На корму «Гневного» спустили шторм-трап, и по нему на борт подорвавшегося эсминца поднялись комдив Солоухин и командир БЧ-У «Гордого» капитан-лейтенант Дергачёв с аварийной партией матросов. Старпом «Гневного» капитан-лейтенант Дмитриев и комиссар Лужин доложили обстановку: убит командир БЧ-5 Ильин и политрук Васильев. Погибли 18 матросов и старшин. Тяжело ранены: командир корабля капитан 3-го ранга Устинов, лейтенанты Свидельский и Баландин, главный боцман Зайцев и много матросов, точное число которых уточняется. Борьба за живучесть, несмотря на все принятые меры, не принесла успехов: вода ломала переборки и затопляла одно помещение за другим.

Распорядившись начать эвакуацию раненых, Солоухин и Дергачёв спустились в машинное отделение «Гневного». Быстро разобравшись, что спасти эсминец уже невозможно, Солоухин доложил об этом на «Максим Горький» Святову. Святов, заслуживший в первые же дни войны свою печально знаменитую кличку «Иван Топитель» за отдаваемые без минуты колебаний приказы добивать поврежденные корабли, распорядился снять с «Гневного» команду, а корабль затопить. На носилках пеньковыми канатами начали поднимать на приспустивший флаг «Гордый» убитых и раненых. Палуба «Гордого» заполнилась воющими и стонущими, наспех забинтованными, обожженными и контуженными моряками «Гневного», многие из которых находились в состоянии шока.

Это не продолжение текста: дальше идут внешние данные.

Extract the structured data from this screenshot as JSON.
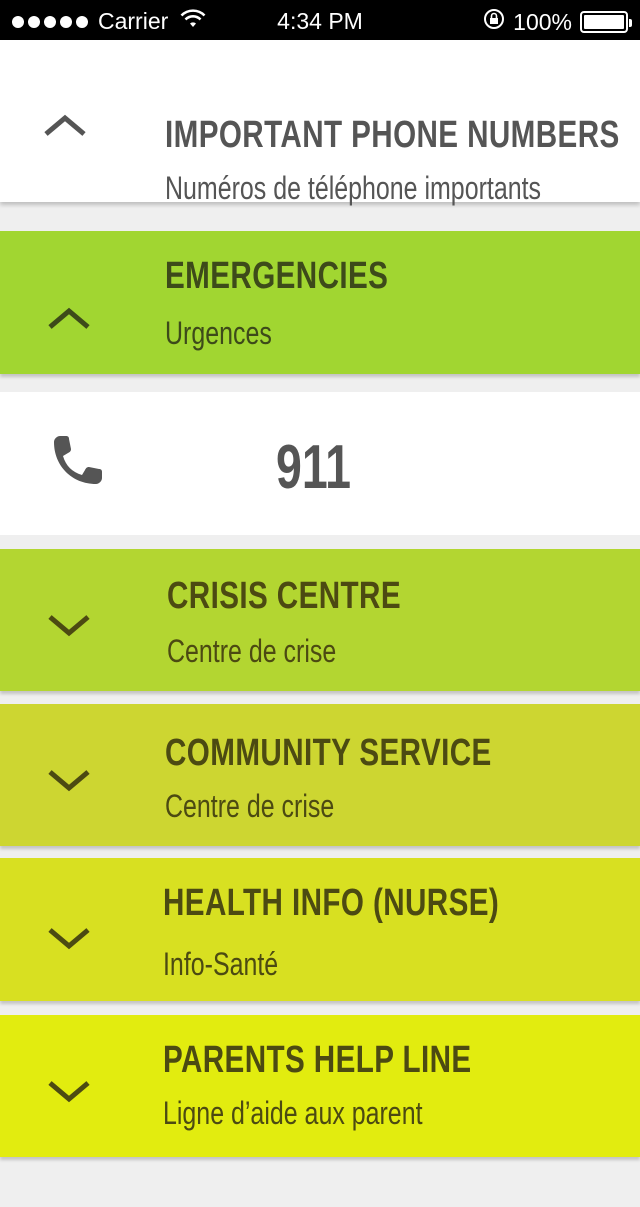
{
  "status_bar": {
    "carrier": "Carrier",
    "time": "4:34 PM",
    "battery": "100%"
  },
  "header": {
    "title": "IMPORTANT PHONE NUMBERS",
    "subtitle": "Numéros de téléphone importants",
    "expanded": true
  },
  "sections": [
    {
      "title": "EMERGENCIES",
      "subtitle": "Urgences",
      "expanded": true,
      "color": "#a1d631",
      "phone": "911"
    },
    {
      "title": "CRISIS CENTRE",
      "subtitle": "Centre de crise",
      "expanded": false,
      "color": "#b3d631"
    },
    {
      "title": "COMMUNITY SERVICE",
      "subtitle": "Centre de crise",
      "expanded": false,
      "color": "#cdd631"
    },
    {
      "title": "HEALTH INFO (NURSE)",
      "subtitle": "Info-Santé",
      "expanded": false,
      "color": "#d8e021"
    },
    {
      "title": "PARENTS HELP LINE",
      "subtitle": "Ligne d’aide aux parent",
      "expanded": false,
      "color": "#e2ec0f"
    }
  ],
  "icons": {
    "expanded": "chevron-up-icon",
    "collapsed": "chevron-down-icon",
    "phone": "phone-icon"
  }
}
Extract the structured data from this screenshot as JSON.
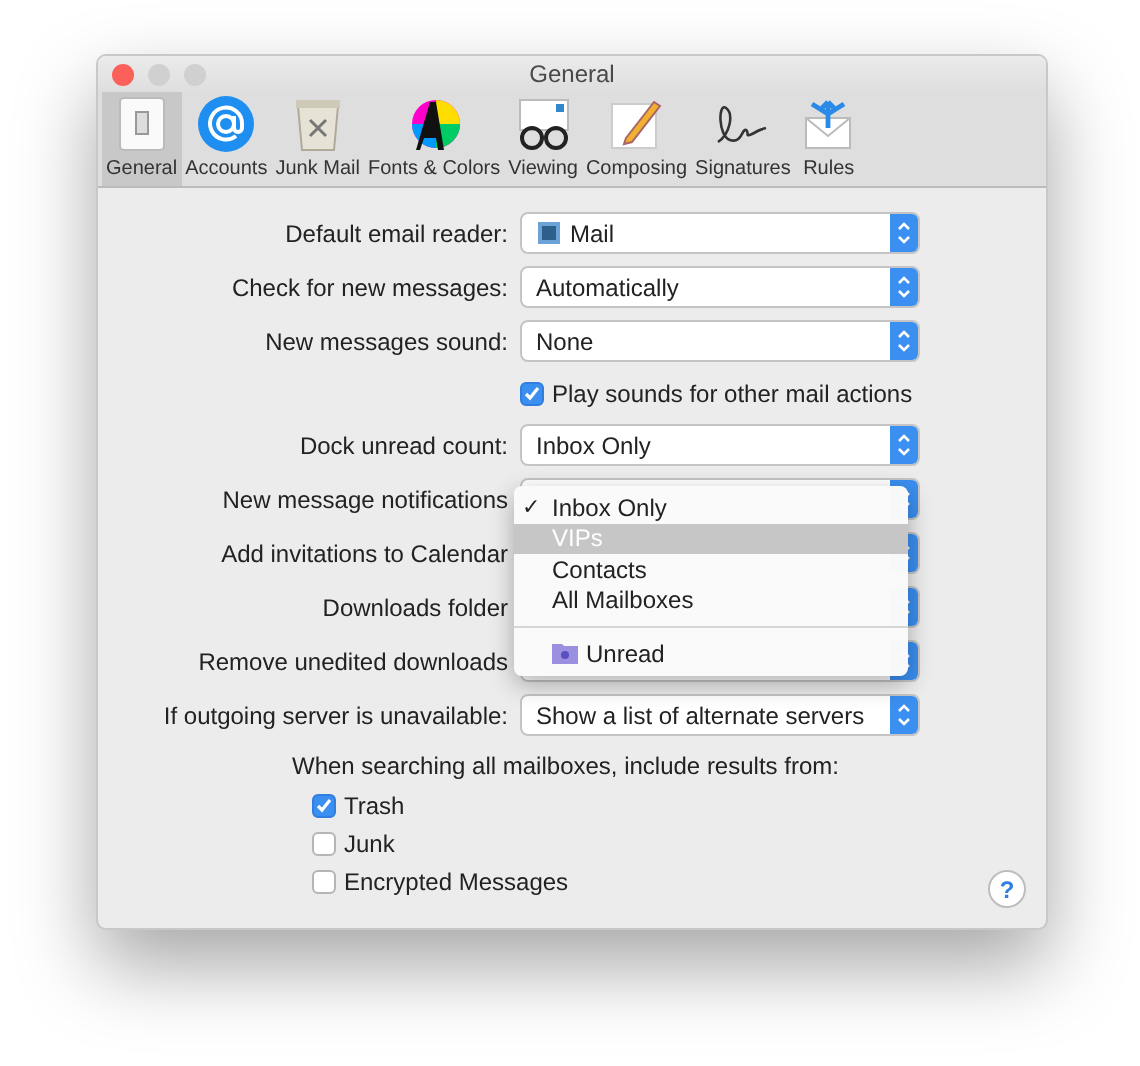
{
  "window": {
    "title": "General"
  },
  "toolbar": [
    {
      "label": "General",
      "selected": true
    },
    {
      "label": "Accounts",
      "selected": false
    },
    {
      "label": "Junk Mail",
      "selected": false
    },
    {
      "label": "Fonts & Colors",
      "selected": false
    },
    {
      "label": "Viewing",
      "selected": false
    },
    {
      "label": "Composing",
      "selected": false
    },
    {
      "label": "Signatures",
      "selected": false
    },
    {
      "label": "Rules",
      "selected": false
    }
  ],
  "rows": [
    {
      "kind": "popup",
      "label": "Default email reader:",
      "value": "Mail",
      "app_icon": true
    },
    {
      "kind": "popup",
      "label": "Check for new messages:",
      "value": "Automatically"
    },
    {
      "kind": "popup",
      "label": "New messages sound:",
      "value": "None"
    },
    {
      "kind": "checkbox",
      "label": "Play sounds for other mail actions",
      "checked": true
    },
    {
      "kind": "popup",
      "label": "Dock unread count:",
      "value": "Inbox Only"
    },
    {
      "kind": "popup",
      "label": "New message notifications"
    },
    {
      "kind": "popup",
      "label": "Add invitations to Calendar"
    },
    {
      "kind": "popup",
      "label": "Downloads folder"
    },
    {
      "kind": "popup",
      "label": "Remove unedited downloads"
    },
    {
      "kind": "popup",
      "label": "If outgoing server is unavailable:",
      "value": "Show a list of alternate servers"
    }
  ],
  "menu": {
    "check_mark": "✓",
    "items": [
      {
        "kind": "item",
        "label": "Inbox Only",
        "checked": true,
        "selected": false
      },
      {
        "kind": "item",
        "label": "VIPs",
        "checked": false,
        "selected": true
      },
      {
        "kind": "item",
        "label": "Contacts",
        "checked": false,
        "selected": false
      },
      {
        "kind": "item",
        "label": "All Mailboxes",
        "checked": false,
        "selected": false
      },
      {
        "kind": "separator"
      },
      {
        "kind": "mailbox",
        "label": "Unread",
        "checked": false,
        "selected": false
      }
    ]
  },
  "search": {
    "heading": "When searching all mailboxes, include results from:",
    "options": [
      {
        "label": "Trash",
        "checked": true
      },
      {
        "label": "Junk",
        "checked": false
      },
      {
        "label": "Encrypted Messages",
        "checked": false
      }
    ]
  },
  "help": {
    "label": "?"
  }
}
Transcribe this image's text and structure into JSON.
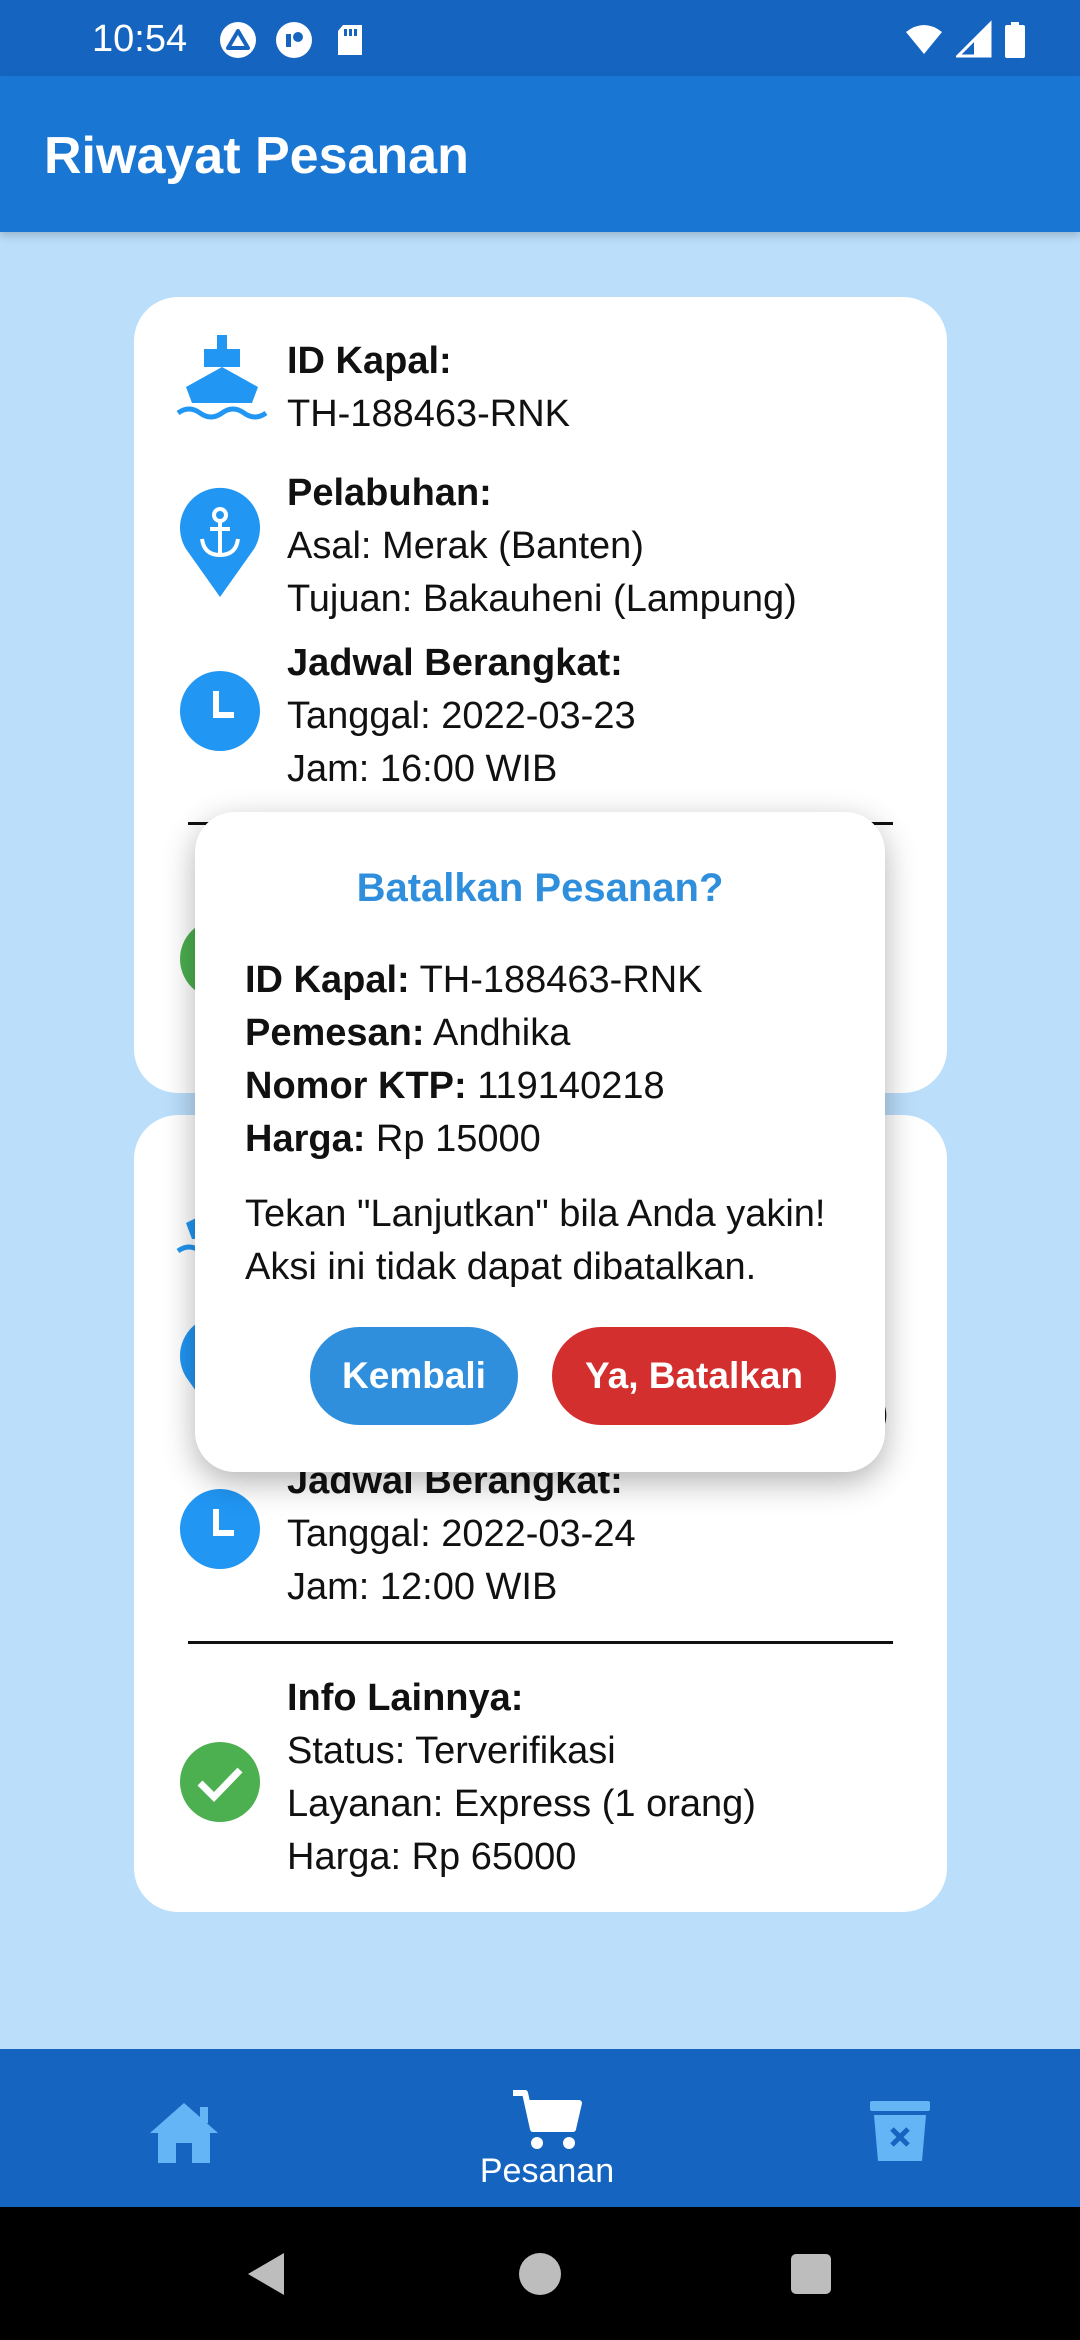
{
  "status_bar": {
    "time": "10:54",
    "icons": [
      "mountain-app-icon",
      "app-badge-icon",
      "sd-card-icon",
      "wifi-icon",
      "signal-icon",
      "battery-icon"
    ]
  },
  "app_bar": {
    "title": "Riwayat Pesanan"
  },
  "orders": [
    {
      "ship_label": "ID Kapal:",
      "ship_id": "TH-188463-RNK",
      "port_label": "Pelabuhan:",
      "origin": "Asal: Merak (Banten)",
      "destination": "Tujuan: Bakauheni (Lampung)",
      "schedule_label": "Jadwal Berangkat:",
      "date": "Tanggal: 2022-03-23",
      "time": "Jam: 16:00 WIB"
    },
    {
      "partial_port_text": ")",
      "schedule_label": "Jadwal Berangkat:",
      "date": "Tanggal: 2022-03-24",
      "time": "Jam: 12:00 WIB",
      "info_label": "Info Lainnya:",
      "status": "Status: Terverifikasi",
      "service": "Layanan: Express (1 orang)",
      "price": "Harga: Rp 65000"
    }
  ],
  "dialog": {
    "title": "Batalkan Pesanan?",
    "ship_key": "ID Kapal:",
    "ship_value": " TH-188463-RNK",
    "customer_key": "Pemesan:",
    "customer_value": " Andhika",
    "ktp_key": "Nomor KTP:",
    "ktp_value": " 119140218",
    "price_key": "Harga:",
    "price_value": " Rp 15000",
    "message_line1": "Tekan \"Lanjutkan\" bila Anda yakin!",
    "message_line2": "Aksi ini tidak dapat dibatalkan.",
    "back_button": "Kembali",
    "confirm_button": "Ya, Batalkan"
  },
  "bottom_nav": {
    "items": [
      {
        "icon": "home-icon",
        "label": ""
      },
      {
        "icon": "cart-icon",
        "label": "Pesanan"
      },
      {
        "icon": "cancel-bin-icon",
        "label": ""
      }
    ]
  },
  "colors": {
    "primary": "#1976d2",
    "primary_dark": "#1565c0",
    "background": "#bbdefb",
    "accent_blue": "#2196f3",
    "danger": "#d32f2f",
    "success": "#4caf50"
  }
}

Пока фельдшеры обоих эсминцев Бурбан и Пахоменко делали все возможное, чтобы поскорее распределить раненых по помещениям и каютам, тревожно поглядывавший на небо Солоухин приказал Ефету поспешить с отходом. Отходя малым ходом от «Гневного», Ефет увидел высоко в разрыве облаков два самолета, идущих на юг. Толком опознавать самолеты на кораблях никто не умел. Решили, что это самолеты противника. Дали залп из зениток. Самолеты скрылись в облаках. Занятые самолетами все на мостике «Гордого» неожиданно вздрогнули от тяжелого взрыва. Высокий огненный смерч взметнулся выше матч крейсера «Максим Горький». Когда вода опала, все увидели, что у «Максима Горького» оторвана носовая часть по первую башню. Ужас и оцепенение, близкие к шоку, прорвавшимся в общем, похожем на вой, крике, охватили всех на «Гордом».

На подорвавшемся крейсере у кого-то, то ли у самого Святова, то ли у командира крейсера капитана 2-го ранга Петрова, то ли у сигнальщиков от ужаса начались галлюцинации, поскольку на мачте «Максима Горького» поднялся сигнал: «Вижу подводную лодку противника». Идущий малым ходом «Гордый» на этот сигнал никак не мог отреагировать, но «Стерегущий», на котором капитану 3-го ранга Збрицкому удалось водворить порядок, начал сбрасывать глубинные бомбы. Они рвали море на части, устремляя к небу бело-зеленые султаны. Море стонало.

В 4 часа 47 минут к грохоту глубинных бомб присоединился взрыв мины в параване «Гордого». Корпус корабля сильно подбросило вверх, а затем накрыло волной. Погас свет. Ефет и все стоящие на мостике были сбиты с ног. Взрывом выбросило за борт матроса Немирю, но его тут же вытащили, схватив за волосы. Взрыв и наступившая темнота привели к панике. Ничего не соображая, матросы метались по кораблю. Многие бросались за борт. В темном кубрике электромеханической боевой части, куда поместили большую группу моряков из еще не опомнившегося экипажа «Гневного», началось настоящее безумие. Потеряв контроль над собой, обезумевшие от страха люди, давя друг друга в полной темноте, кинулись к трапу, ведущему на верхнюю палубу. Воем и хрустом костей огласились внутренние помещения «Гордого». Страшная давка на трапе не давала возможности вырваться наверх.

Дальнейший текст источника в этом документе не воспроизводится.